The trouble was that part of me was not strong enough to surface at will.

I said as
much to don Juan, who laughed and commented that my awareness was like a yo-yo.
Sometimes it rose to a high spot and my command was keen, while at others it
descended and I became a rational moron. But most of the time it hovered at an
unworthy median where I was neither fish nor fowl.

"A
somersault of thought into the inconceivable," he explained with an air of
resignation, "is the descent of the spirit; the act of breaking our
perceptual barriers. It is the moment in which man's perception reaches its
limits. Sorcerers practice the art of sending scouts, advance runners, to probe
our perceptual limits. This is another reason I like poems.
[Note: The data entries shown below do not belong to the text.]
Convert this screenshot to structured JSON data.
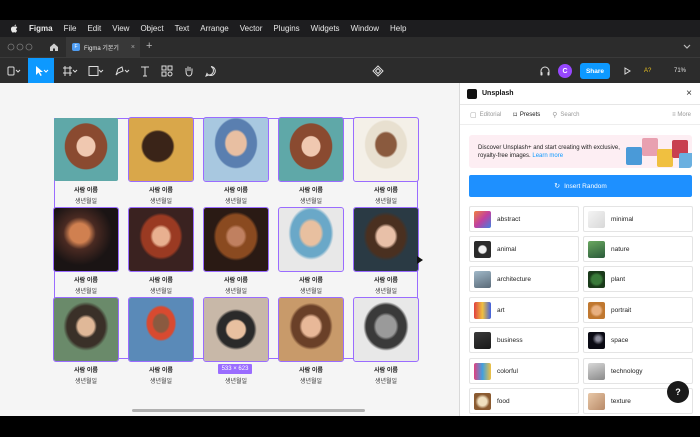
{
  "menubar": {
    "apple_icon": "apple-icon",
    "items": [
      "Figma",
      "File",
      "Edit",
      "View",
      "Object",
      "Text",
      "Arrange",
      "Vector",
      "Plugins",
      "Widgets",
      "Window",
      "Help"
    ]
  },
  "tabbar": {
    "tab_title": "Figma 기본기",
    "new_tab": "+",
    "favicon_letter": "F"
  },
  "toolbar": {
    "share_label": "Share",
    "avatar_letter": "C",
    "ai_label": "A?",
    "zoom_label": "71%",
    "play_icon": "▷"
  },
  "canvas": {
    "cards": [
      {
        "name": "사람 이름",
        "sub": "생년월일"
      },
      {
        "name": "사람 이름",
        "sub": "생년월일"
      },
      {
        "name": "사람 이름",
        "sub": "생년월일"
      },
      {
        "name": "사람 이름",
        "sub": "생년월일"
      },
      {
        "name": "사람 이름",
        "sub": "생년월일"
      },
      {
        "name": "사람 이름",
        "sub": "생년월일"
      },
      {
        "name": "사람 이름",
        "sub": "생년월일"
      },
      {
        "name": "사람 이름",
        "sub": "생년월일"
      },
      {
        "name": "사람 이름",
        "sub": "생년월일"
      },
      {
        "name": "사람 이름",
        "sub": "생년월일"
      },
      {
        "name": "사람 이름",
        "sub": "생년월일"
      },
      {
        "name": "사람 이름",
        "sub": "생년월일"
      },
      {
        "name": "사람 이름",
        "sub": "생년월일"
      },
      {
        "name": "사람 이름",
        "sub": "생년월일"
      },
      {
        "name": "사람 이름",
        "sub": "생년월일"
      }
    ],
    "dimension_badge": "533 × 623"
  },
  "panel": {
    "title": "Unsplash",
    "tabs": {
      "editorial": "Editorial",
      "presets": "Presets",
      "search": "Search",
      "more": "More"
    },
    "banner_text": "Discover Unsplash+ and start creating with exclusive, royalty-free images.",
    "banner_link": "Learn more",
    "insert_random": "Insert Random",
    "tags": [
      "abstract",
      "minimal",
      "animal",
      "nature",
      "architecture",
      "plant",
      "art",
      "portrait",
      "business",
      "space",
      "colorful",
      "technology",
      "food",
      "texture"
    ]
  },
  "help_label": "?",
  "colors": {
    "accent": "#0d99ff",
    "selection": "#9a6cff",
    "avatar": "#9747ff"
  }
}
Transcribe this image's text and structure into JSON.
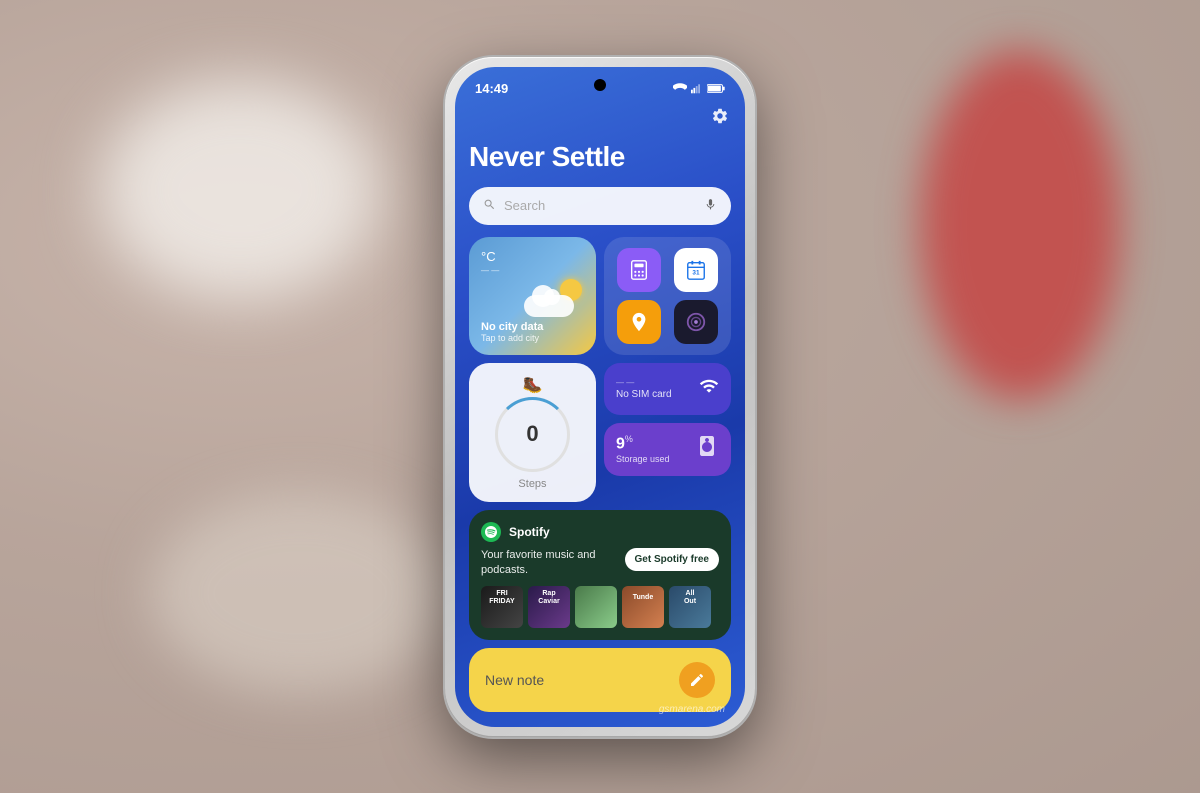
{
  "background": {
    "color": "#c8b0a8"
  },
  "phone": {
    "status_bar": {
      "time": "14:49",
      "settings_icon": "⚙",
      "wifi_icon": "wifi",
      "signal_icon": "signal",
      "battery_icon": "battery"
    },
    "screen": {
      "tagline": "Never Settle",
      "search": {
        "placeholder": "Search",
        "mic_label": "mic"
      },
      "weather_widget": {
        "temp_unit": "°C",
        "city_label": "No city data",
        "tap_label": "Tap to add city"
      },
      "app_grid": {
        "apps": [
          {
            "name": "Calculator",
            "color": "#8b5cf6"
          },
          {
            "name": "Calendar",
            "color": "#ffffff"
          },
          {
            "name": "Maps",
            "color": "#f59e0b"
          },
          {
            "name": "Camera",
            "color": "#1a1a2e"
          }
        ]
      },
      "steps_widget": {
        "count": "0",
        "label": "Steps"
      },
      "sim_widget": {
        "text": "No SIM card",
        "icon": "signal"
      },
      "storage_widget": {
        "percent": "9",
        "percent_symbol": "%",
        "label": "Storage used",
        "icon": "bookmark"
      },
      "spotify_widget": {
        "app_name": "Spotify",
        "description": "Your favorite music and podcasts.",
        "cta_button": "Get Spotify free",
        "albums": [
          {
            "label": "FRI FRIDAY",
            "style": "album-1"
          },
          {
            "label": "RapCaviar",
            "style": "album-2"
          },
          {
            "label": "",
            "style": "album-3"
          },
          {
            "label": "Tunde...",
            "style": "album-4"
          },
          {
            "label": "All Out",
            "style": "album-5"
          }
        ]
      },
      "note_widget": {
        "label": "New note",
        "edit_icon": "✏"
      }
    }
  },
  "watermark": "gsmarena.com"
}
I take them as
advance runners. But, as I've said to you before, poets don't know as exactly as
sorcerers what those advance runners can accomplish."

In the
early evening, don Juan said that we had many things to discuss and asked me if
I wanted to go for a walk. I was in a peculiar state of mind. Earlier I had
noticed a strange aloofness in myself that came and went. At first I thought it
was physical fatigue clouding my thoughts. But my thoughts were crystal clear.
So I became convinced that my strange detachment was a product of my shift to
heightened awareness.

We left the
house and strolled around the town's plaza. I quickly asked don Juan about my
aloofness before he had a chance to begin on anything else. He explained it as
a shift of energy. He said that as the energy that was ordinarily used to
maintain the fixed position of the assemblage point became liberated, it
focused automatically on that connecting link. He assured me that there were no
techniques or maneuvers for a sorcerer to learn beforehand to move energy from
one place to the other. Rather it was a matter of an instantaneous shift taking
place once a certain level of proficiency had been attained.